Das waren die beruflichen Weichen der Moerser systemischen Beraterin
Der Lebensweg der sympathischen Frau ist fürwahr interessant. Mit 19 Jahren hat sie eine Ausbildung im Steuerfach gemacht, hat lange in der Buchhaltung gearbeitet. „Ich war da vollkommen falsch“, sagt sie heute. „Es hört sich vielleicht ein bisschen seltsam an“, fährt sie fort: Aber ihre Ehe und die Mutterschaft seien eine Art Ausweg gewesen. Im Alter von 40 Jahren hat sich Anja Hartmann komplett neu orientiert, zunächst Soziale Arbeit studiert und sich dann sukzessive fortgebildet.
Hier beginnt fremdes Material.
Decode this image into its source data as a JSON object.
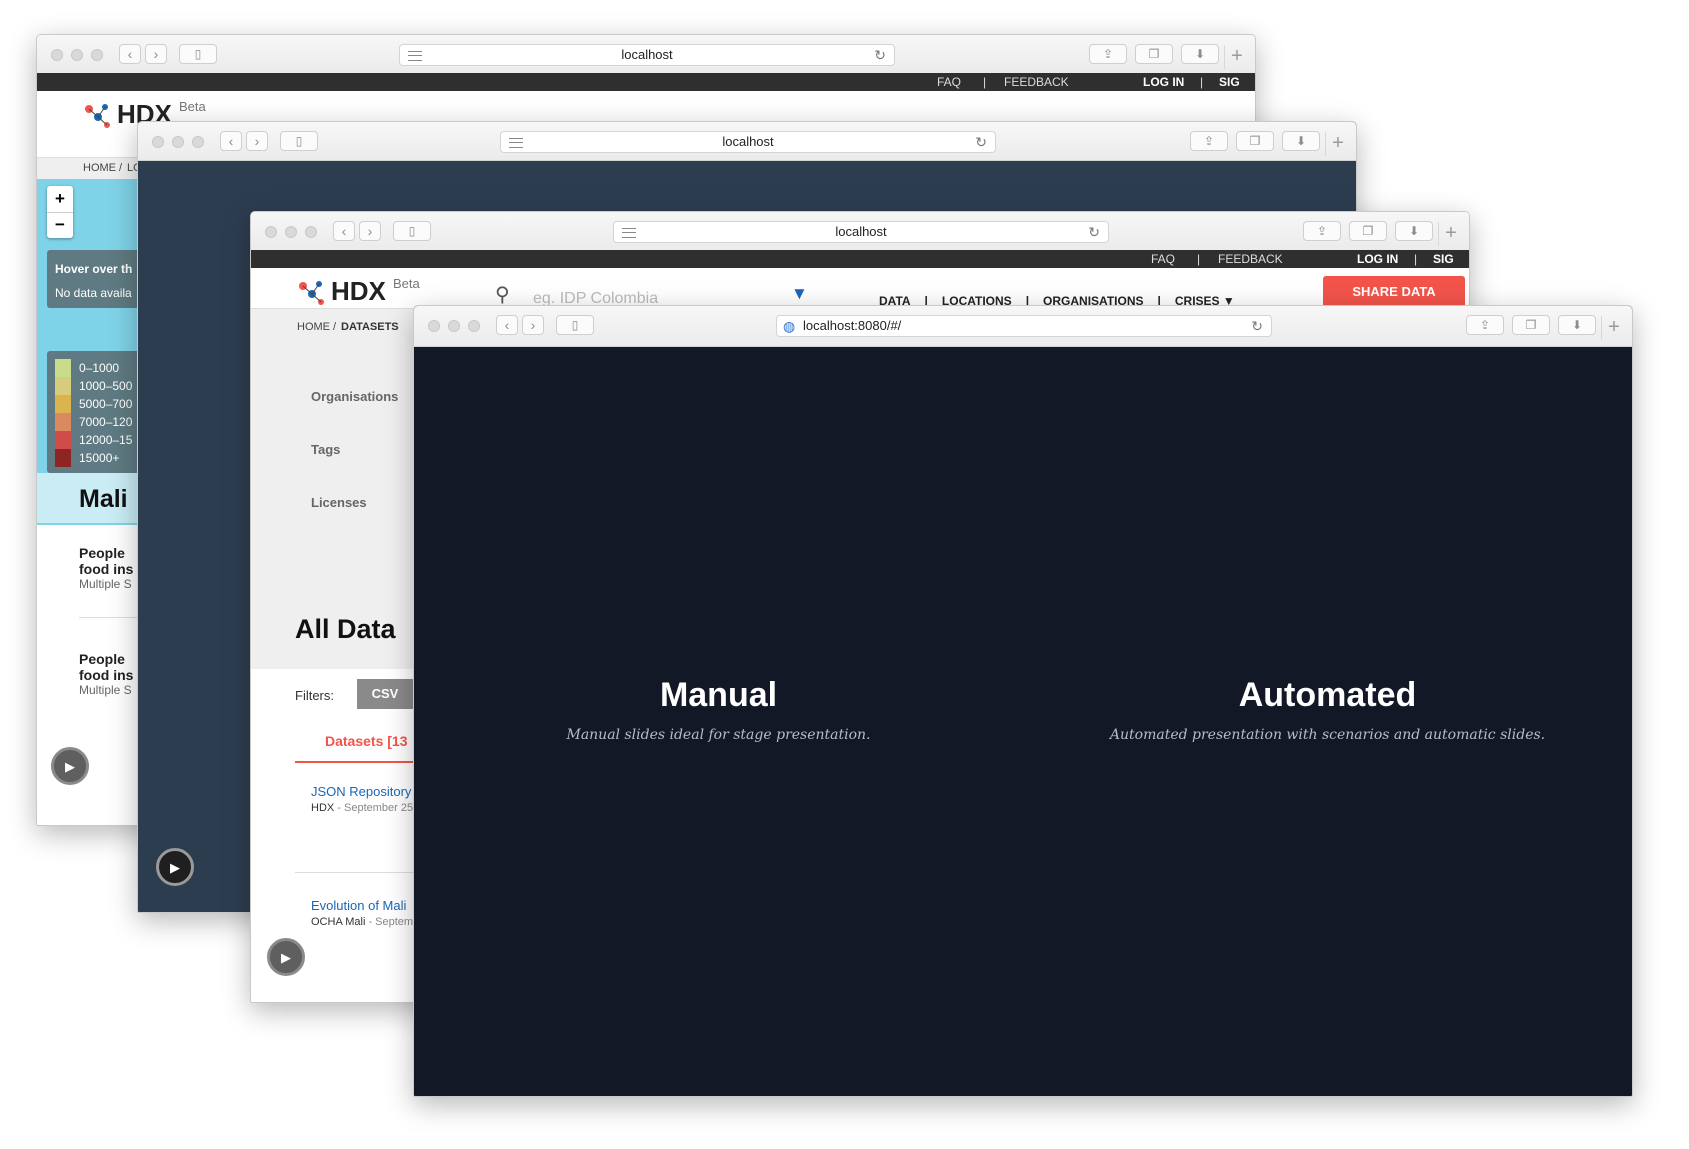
{
  "windows": {
    "w1": {
      "url": "localhost",
      "topbar": {
        "faq": "FAQ",
        "sep1": "|",
        "feedback": "FEEDBACK",
        "login": "LOG IN",
        "sep2": "|",
        "signup": "SIG"
      },
      "logo": {
        "name": "HDX",
        "tag": "Beta"
      },
      "search_placeholder": "IDP Colombia",
      "menu": [
        "DATA",
        "LOCATIONS",
        "ORGANISATIONS",
        "CRISES"
      ],
      "share": "SHARE DATA",
      "breadcrumb": {
        "home": "HOME",
        "sep": "/",
        "current": "LO"
      },
      "zoom": {
        "in": "+",
        "out": "−"
      },
      "hover": {
        "title": "Hover over th",
        "text": "No data availa"
      },
      "legend": [
        {
          "label": "0–1000",
          "color": "#c9dc8a"
        },
        {
          "label": "1000–500",
          "color": "#d6cc7d"
        },
        {
          "label": "5000–700",
          "color": "#dcb44e"
        },
        {
          "label": "7000–120",
          "color": "#d98a5e"
        },
        {
          "label": "12000–15",
          "color": "#cf4d46"
        },
        {
          "label": "15000+",
          "color": "#8e2424"
        }
      ],
      "country": "Mali",
      "items": [
        {
          "l1": "People",
          "l2": "food ins",
          "src": "Multiple S"
        },
        {
          "l1": "People",
          "l2": "food ins",
          "src": "Multiple S"
        }
      ]
    },
    "w2": {
      "url": "localhost"
    },
    "w3": {
      "url": "localhost",
      "topbar": {
        "faq": "FAQ",
        "sep1": "|",
        "feedback": "FEEDBACK",
        "login": "LOG IN",
        "sep2": "|",
        "signup": "SIG"
      },
      "logo": {
        "name": "HDX",
        "tag": "Beta"
      },
      "search_placeholder": "eg. IDP Colombia",
      "menu": [
        "DATA",
        "|",
        "LOCATIONS",
        "|",
        "ORGANISATIONS",
        "|",
        "CRISES ▼"
      ],
      "share": "SHARE DATA",
      "breadcrumb": {
        "home": "HOME",
        "sep": "/",
        "current": "DATASETS"
      },
      "facets": [
        "Organisations",
        "Tags",
        "Licenses"
      ],
      "heading": "All Data",
      "filters_label": "Filters:",
      "filter_chip": "CSV",
      "tab": "Datasets [13",
      "datasets": [
        {
          "title": "JSON Repository",
          "org": "HDX",
          "meta": " - September 25"
        },
        {
          "title": "Evolution of Mali",
          "org": "OCHA Mali",
          "meta": " - Septem"
        }
      ]
    },
    "w4": {
      "url": "localhost:8080/#/",
      "options": [
        {
          "title": "Manual",
          "desc": "Manual slides ideal for stage presentation."
        },
        {
          "title": "Automated",
          "desc": "Automated presentation with scenarios and automatic slides."
        }
      ]
    }
  },
  "colors": {
    "hdx_red": "#f2544a",
    "dark_slate": "#2d3d50",
    "navy": "#121826",
    "map_blue": "#7fd3e8",
    "link_blue": "#1a66b8"
  }
}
Heute gehört es auch zu ihren Aufgaben, Menschen rechtzeitig Impulse zur Orientierung zu geben. Veränderung, Persönlichkeitsentwicklung, Elterncoaching, Einzel-und Familienberatung sind Teile ihres Portfolios. Ihre Klienten sind hauptsächlich Frauen. Obgleich der erste Mensch, der Beratung bei ihr gesucht hatte, ein Mann war. An den kann sie sich noch gut erinnern. „Systemische Beratung kann sehr in die Tiefe gehen“, erklärt sie.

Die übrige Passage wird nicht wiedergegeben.